ベンチャー企業において知的財産権といえば、発明に関する特許権をイメージされる方も多いと思いますが、ここでは様々なベンチャー企業に関わりがあるものとして、知的財産の中でも重要な「商標」を取り上げて解説をしたいと思います。
1 商標の重要性
「商標」とは、平たく言えば、事業者が、自己(自社)の取り扱う商品・サービスを他人(他社)のものと区別するために使用するマークのことです。
ベンチャー企業が事業活動を行うにあたり、自社が使用を考えている商品・サービスのマークや名称などについて他社が既に商標権を取得しているか否かの確認を怠っているケースが散見されます。

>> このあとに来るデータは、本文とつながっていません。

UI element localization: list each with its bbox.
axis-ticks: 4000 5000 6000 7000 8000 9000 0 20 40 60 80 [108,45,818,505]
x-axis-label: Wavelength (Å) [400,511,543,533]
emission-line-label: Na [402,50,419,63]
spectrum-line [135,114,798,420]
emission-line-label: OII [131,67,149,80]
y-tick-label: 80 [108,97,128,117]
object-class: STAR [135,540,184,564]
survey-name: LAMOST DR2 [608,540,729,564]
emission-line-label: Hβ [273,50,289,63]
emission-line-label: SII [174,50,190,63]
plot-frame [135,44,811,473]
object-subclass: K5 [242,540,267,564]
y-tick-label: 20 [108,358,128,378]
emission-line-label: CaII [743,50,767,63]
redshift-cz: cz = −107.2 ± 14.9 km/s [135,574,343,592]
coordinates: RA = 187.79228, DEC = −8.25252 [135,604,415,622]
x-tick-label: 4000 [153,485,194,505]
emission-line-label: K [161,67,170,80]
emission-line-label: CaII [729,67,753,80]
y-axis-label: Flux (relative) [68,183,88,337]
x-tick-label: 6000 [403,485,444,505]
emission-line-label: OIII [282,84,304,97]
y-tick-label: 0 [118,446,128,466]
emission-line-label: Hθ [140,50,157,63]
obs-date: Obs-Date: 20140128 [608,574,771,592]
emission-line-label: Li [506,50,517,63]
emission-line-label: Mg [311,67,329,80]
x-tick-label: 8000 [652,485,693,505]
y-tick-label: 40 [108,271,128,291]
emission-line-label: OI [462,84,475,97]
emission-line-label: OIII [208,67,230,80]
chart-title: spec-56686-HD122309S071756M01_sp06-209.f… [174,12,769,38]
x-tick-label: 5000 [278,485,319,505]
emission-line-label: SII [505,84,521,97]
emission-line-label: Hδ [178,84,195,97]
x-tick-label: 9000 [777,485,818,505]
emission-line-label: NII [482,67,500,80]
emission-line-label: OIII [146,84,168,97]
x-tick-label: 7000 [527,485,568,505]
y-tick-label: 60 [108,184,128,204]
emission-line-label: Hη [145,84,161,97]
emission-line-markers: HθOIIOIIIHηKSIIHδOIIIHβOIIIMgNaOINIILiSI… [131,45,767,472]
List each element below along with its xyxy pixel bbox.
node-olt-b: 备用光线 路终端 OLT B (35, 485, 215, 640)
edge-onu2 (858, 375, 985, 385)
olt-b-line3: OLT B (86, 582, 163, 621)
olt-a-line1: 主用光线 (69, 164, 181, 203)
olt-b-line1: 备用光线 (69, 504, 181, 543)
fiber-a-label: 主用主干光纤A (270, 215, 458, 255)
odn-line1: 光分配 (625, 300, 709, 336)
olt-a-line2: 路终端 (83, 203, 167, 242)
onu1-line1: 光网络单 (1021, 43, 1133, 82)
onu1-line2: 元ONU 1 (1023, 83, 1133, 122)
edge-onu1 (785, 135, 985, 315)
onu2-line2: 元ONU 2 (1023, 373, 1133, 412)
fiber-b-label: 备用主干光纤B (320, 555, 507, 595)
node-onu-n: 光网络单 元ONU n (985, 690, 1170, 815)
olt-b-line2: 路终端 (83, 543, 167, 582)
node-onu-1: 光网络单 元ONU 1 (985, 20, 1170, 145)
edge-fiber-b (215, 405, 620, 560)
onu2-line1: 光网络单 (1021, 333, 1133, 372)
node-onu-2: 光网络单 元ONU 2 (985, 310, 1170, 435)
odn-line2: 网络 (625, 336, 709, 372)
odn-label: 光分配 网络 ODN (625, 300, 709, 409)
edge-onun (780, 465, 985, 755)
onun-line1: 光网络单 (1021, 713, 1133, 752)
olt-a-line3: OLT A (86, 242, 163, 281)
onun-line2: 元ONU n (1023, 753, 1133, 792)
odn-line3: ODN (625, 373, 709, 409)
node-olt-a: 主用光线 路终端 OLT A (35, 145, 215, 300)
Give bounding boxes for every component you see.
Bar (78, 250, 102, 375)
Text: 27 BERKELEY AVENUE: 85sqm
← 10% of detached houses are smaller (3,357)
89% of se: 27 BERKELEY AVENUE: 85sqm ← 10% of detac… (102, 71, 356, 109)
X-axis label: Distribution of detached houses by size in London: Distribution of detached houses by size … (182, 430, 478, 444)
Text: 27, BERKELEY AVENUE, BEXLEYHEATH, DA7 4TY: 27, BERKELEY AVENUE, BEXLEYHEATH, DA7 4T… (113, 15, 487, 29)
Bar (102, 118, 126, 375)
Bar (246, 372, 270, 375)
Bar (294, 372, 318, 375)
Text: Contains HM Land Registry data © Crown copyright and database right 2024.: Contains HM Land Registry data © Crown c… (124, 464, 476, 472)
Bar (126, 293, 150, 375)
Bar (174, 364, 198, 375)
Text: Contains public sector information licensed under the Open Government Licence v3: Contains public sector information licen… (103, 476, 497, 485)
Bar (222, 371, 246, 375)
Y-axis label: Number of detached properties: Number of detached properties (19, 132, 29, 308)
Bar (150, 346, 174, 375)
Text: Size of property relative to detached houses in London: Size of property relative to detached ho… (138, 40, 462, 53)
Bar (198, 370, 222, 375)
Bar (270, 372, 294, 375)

このような場合、商品・サービスが売れ始めてから商標権侵害が発覚するようなケースがあります。また、商標権は先に出願した者が取得できますので、自社が先にそのマークや名称の使用を始めていたとしても後発の者が同一あるいは類似のマークや名称について商標権を取得した場合、自社の商品・サービスのマークや名称を用いることができない事態が生じたり、後発企業がそのマークや名称を使用して、顧客が自社と後発企業とを混同してしまっているにもかかわらず、自社に商標権がないことから使用中止を求めることができない事態が生じたりもします。

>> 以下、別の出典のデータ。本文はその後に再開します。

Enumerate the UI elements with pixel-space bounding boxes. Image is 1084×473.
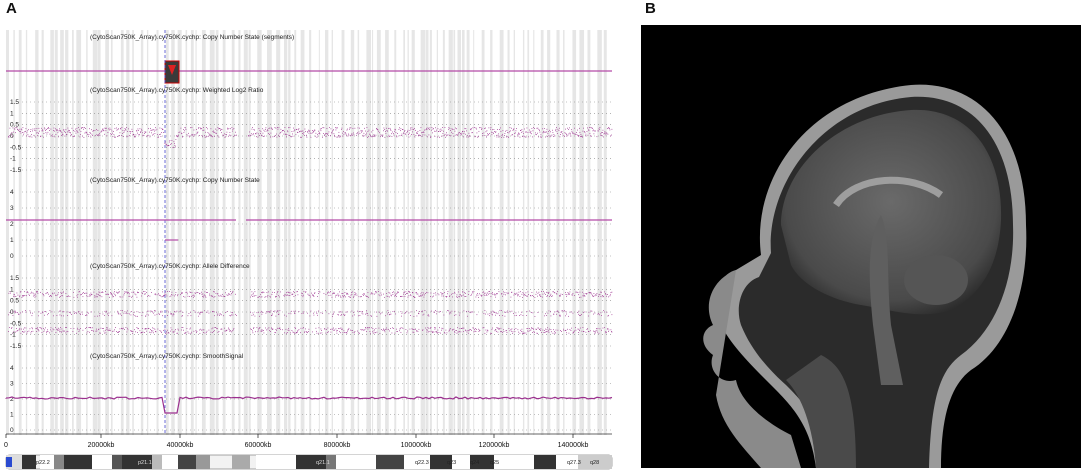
- smooth-signal-line: [5, 396, 613, 414]
- tick-label: 0: [10, 427, 14, 434]
- track-3: (CytoScan750K_Array).cy750K.cychp: Allel…: [10, 263, 612, 350]
- track-title: (CytoScan750K_Array).cy750K.cychp: Weigh…: [90, 87, 264, 94]
- ideogram-band-label: q21.1: [316, 460, 330, 466]
- x-tick-label: 80000kb: [324, 442, 351, 449]
- tick-label: 3: [10, 381, 14, 388]
- ideogram-band-label: q25: [490, 460, 499, 466]
- track-2: (CytoScan750K_Array).cy750K.cychp: Copy …: [10, 177, 612, 260]
- tick-label: 1.5: [10, 99, 19, 106]
- x-tick-label: 0: [4, 442, 8, 449]
- ideogram-band-label: q23: [447, 460, 456, 466]
- tick-label: 1.5: [10, 275, 19, 282]
- tick-label: 1: [10, 286, 14, 293]
- brain-mri-sagittal-icon: [641, 25, 1081, 468]
- tick-label: -0.5: [10, 320, 22, 327]
- x-tick-label: 100000kb: [401, 442, 432, 449]
- mri-image: [641, 25, 1081, 468]
- cytoscan-chart: (CytoScan750K_Array).cy750K.cychp: Copy …: [4, 30, 613, 470]
- track-title: (CytoScan750K_Array).cy750K.cychp: Copy …: [90, 177, 260, 184]
- ideogram-band-label: p22.2: [36, 460, 50, 466]
- tick-label: 0.5: [10, 122, 19, 129]
- tick-label: -1.5: [10, 343, 22, 350]
- tick-label: 1: [10, 412, 14, 419]
- ideogram-band-label: q22.3: [415, 460, 429, 466]
- tick-label: 0.5: [10, 298, 19, 305]
- track-title: (CytoScan750K_Array).cy750K.cychp: Copy …: [90, 34, 294, 41]
- track-title: (CytoScan750K_Array).cy750K.cychp: Smoot…: [90, 353, 244, 360]
- tick-label: 1: [10, 110, 14, 117]
- tick-label: -1: [10, 156, 16, 163]
- cytoscan-panel: (CytoScan750K_Array).cy750K.cychp: Copy …: [0, 30, 615, 473]
- x-tick-label: 60000kb: [245, 442, 272, 449]
- track-4: (CytoScan750K_Array).cy750K.cychp: Smoot…: [10, 353, 612, 434]
- x-tick-label: 20000kb: [88, 442, 115, 449]
- panel-label-a: A: [6, 0, 17, 17]
- tick-label: 0: [10, 309, 14, 316]
- x-tick-label: 120000kb: [479, 442, 510, 449]
- x-tick-label: 140000kb: [558, 442, 589, 449]
- tick-label: -0.5: [10, 144, 22, 151]
- track-0: (CytoScan750K_Array).cy750K.cychp: Copy …: [90, 34, 294, 41]
- ideogram-band-label: q24: [470, 460, 479, 466]
- ideogram-band-label: q28: [590, 460, 599, 466]
- ideogram-band-label: p21.1: [138, 460, 152, 466]
- tick-label: 2: [10, 221, 14, 228]
- tick-label: 1: [10, 237, 14, 244]
- tick-label: -1: [10, 332, 16, 339]
- tick-label: 3: [10, 205, 14, 212]
- panel-label-b: B: [645, 0, 656, 17]
- ideogram-band-label: q27.3: [567, 460, 581, 466]
- tick-label: 4: [10, 189, 14, 196]
- track-title: (CytoScan750K_Array).cy750K.cychp: Allel…: [90, 263, 250, 270]
- x-tick-label: 40000kb: [167, 442, 194, 449]
- tick-label: 2: [10, 396, 14, 403]
- tick-label: 0: [10, 253, 14, 260]
- tick-label: -1.5: [10, 167, 22, 174]
- tick-label: 4: [10, 365, 14, 372]
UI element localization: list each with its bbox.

そのほかにも、例えば、自社名を商品・サービスの名称にしようとしても、当該商品・サービスと類似ないし同一の商品・サービスに関して、会社名と同一又は類似の名称の商標権が他社に取得されている場合には、会社名を付することが商標権侵害になり得ます。そのため、会社名についても商標権を取得しておくのが一般的です。
以上のとおり、商品・サービスのマークや名称や会社名を決定する場合には、既に商標権が取得されているか否かを確認しておく必要があります。
会社名や商品・サービスに対する信用が高まった段階で、それらを変更せざるを得ない事態となった場合、あるいは商標権を侵害する形で商品・サービスの販売を行っていたような場合には、事業内容の変更を強いられたり、場合によっては損害賠償請求を受けたりする可能性がありますので、ベンチャー企業として大きな損失を被ることになりかねません。
2 商標権の存否の確認や取得
商標権が他社に取得されているか否かは、「特許情報プラットフォーム(J-PlatPat)」において、インターネット上で確認可能です。ただし、類似しているか否かの判断は難しいケースもありますので、判断に迷った場合には、弁護士や弁理士等の専門家に相談することが考えられます。また、商標権の取得にあたっては、自身で手続を行うことも可能ですが、商品・サービスのブランディングに大きくかかわるものになりますので、ベンチャー企業などで、こうした分野に通じたスタッフがいない場合には、商標に強い弁理士に相談することをお勧めします。